À vrai dire, l’existence de la reproduction sexuée est une énigme sur laquelle se penchent les théoriciens de l’évolution depuis des décennies.

Le sexe produit de la variété

L’une des théories en vogue chez les théoriciens de l’évolution est qu’en mélangeant les gènes, la sexualité produit de la variété.

La reproduction par clonage est en effet plus simple mais comporte un risque : une grande homogénéité génétique. Toute infection d’un parasite tueur peut se répandre à une vitesse foudroyante et éliminer l’espèce entière. La reproduction sexuelle, bien que plus compliquée, introduit de la diversité entre organismes apparentés et conduit à un mélange des gènes : il limite donc la propagation des parasites (chez les individus résistants). Une hypothèse voisine est que le clonage produit des tares irréversibles qui se propagent d’une génération à l’autre alors que le brassage génétique permet de neutraliser une mutation néfaste présente chez un seul des parents.

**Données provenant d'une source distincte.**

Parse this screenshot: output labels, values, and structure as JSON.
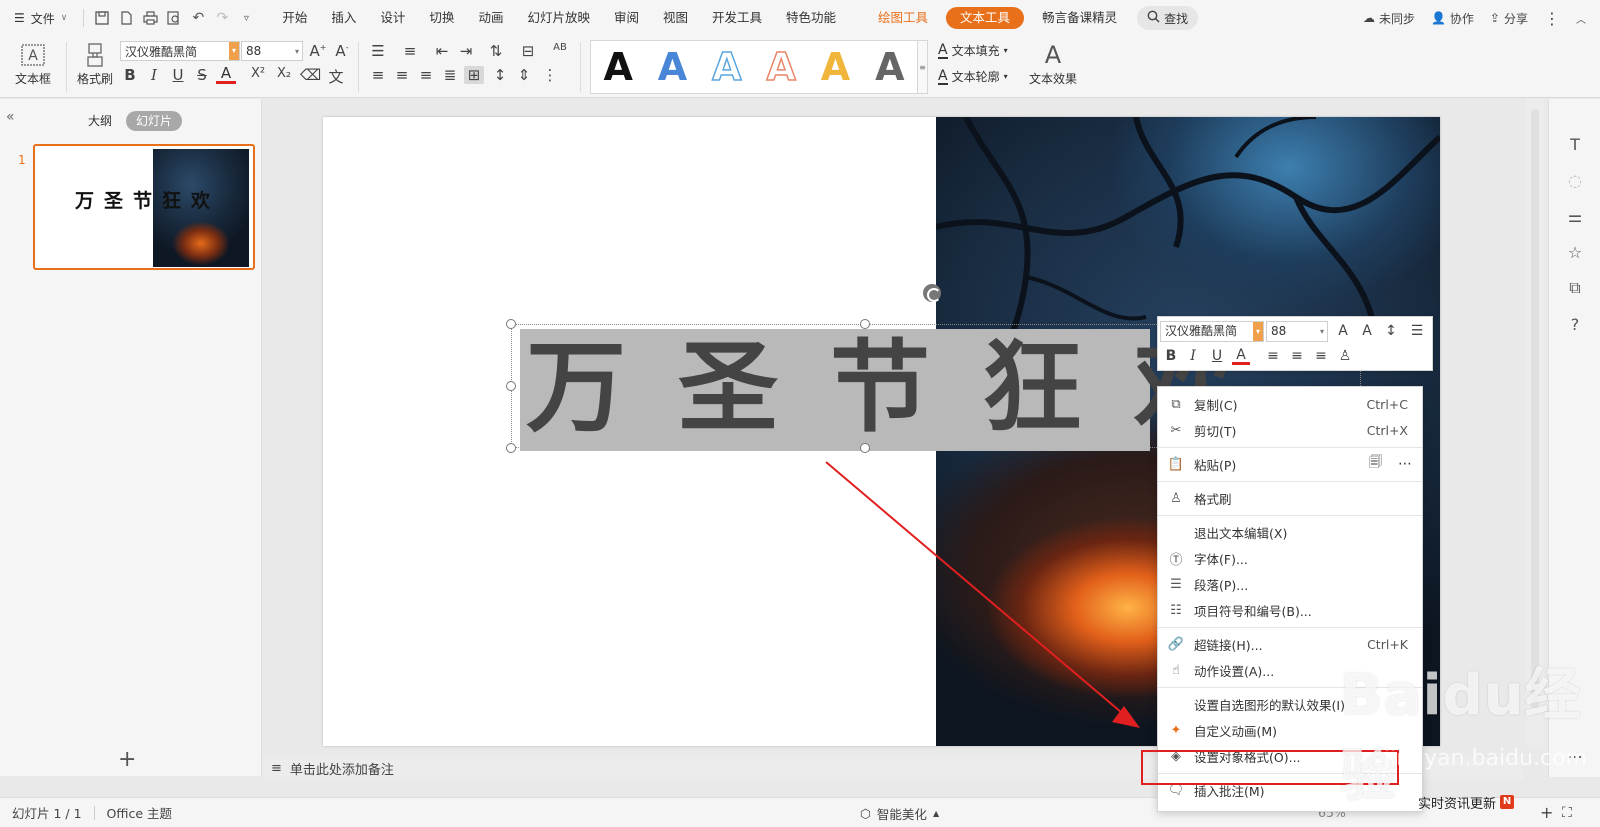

Enfin et surtout, en produisant de la diversité, la sexualité permet aux espèces de s’adapter à des environnements changeants. C’est la thèse que défend Pierre-Henri Gouyon. Toutes ces hypothèses se ressemblent et convergent vers une explication : l’avantage du sexe est de produire de la biodiversité.

Le sexe, c’est compliqué

C’est la raison pour laquelle le sexe aurait pris l’avantage sur l’autre forme de reproduction. À partir de là, tout aurait pu se faire simplement. Après tout, pour que deux organismes s’apparient, il suffit d’un tube et d’un tuyau, ou même simplement deux orifices (comme les oiseaux chanteurs qui n’ont pas de pénis mais un cloaque) et l’affaire peut se conclure aisément. Mais la nature semble avoir choisi des voies beaucoup plus tortueuses.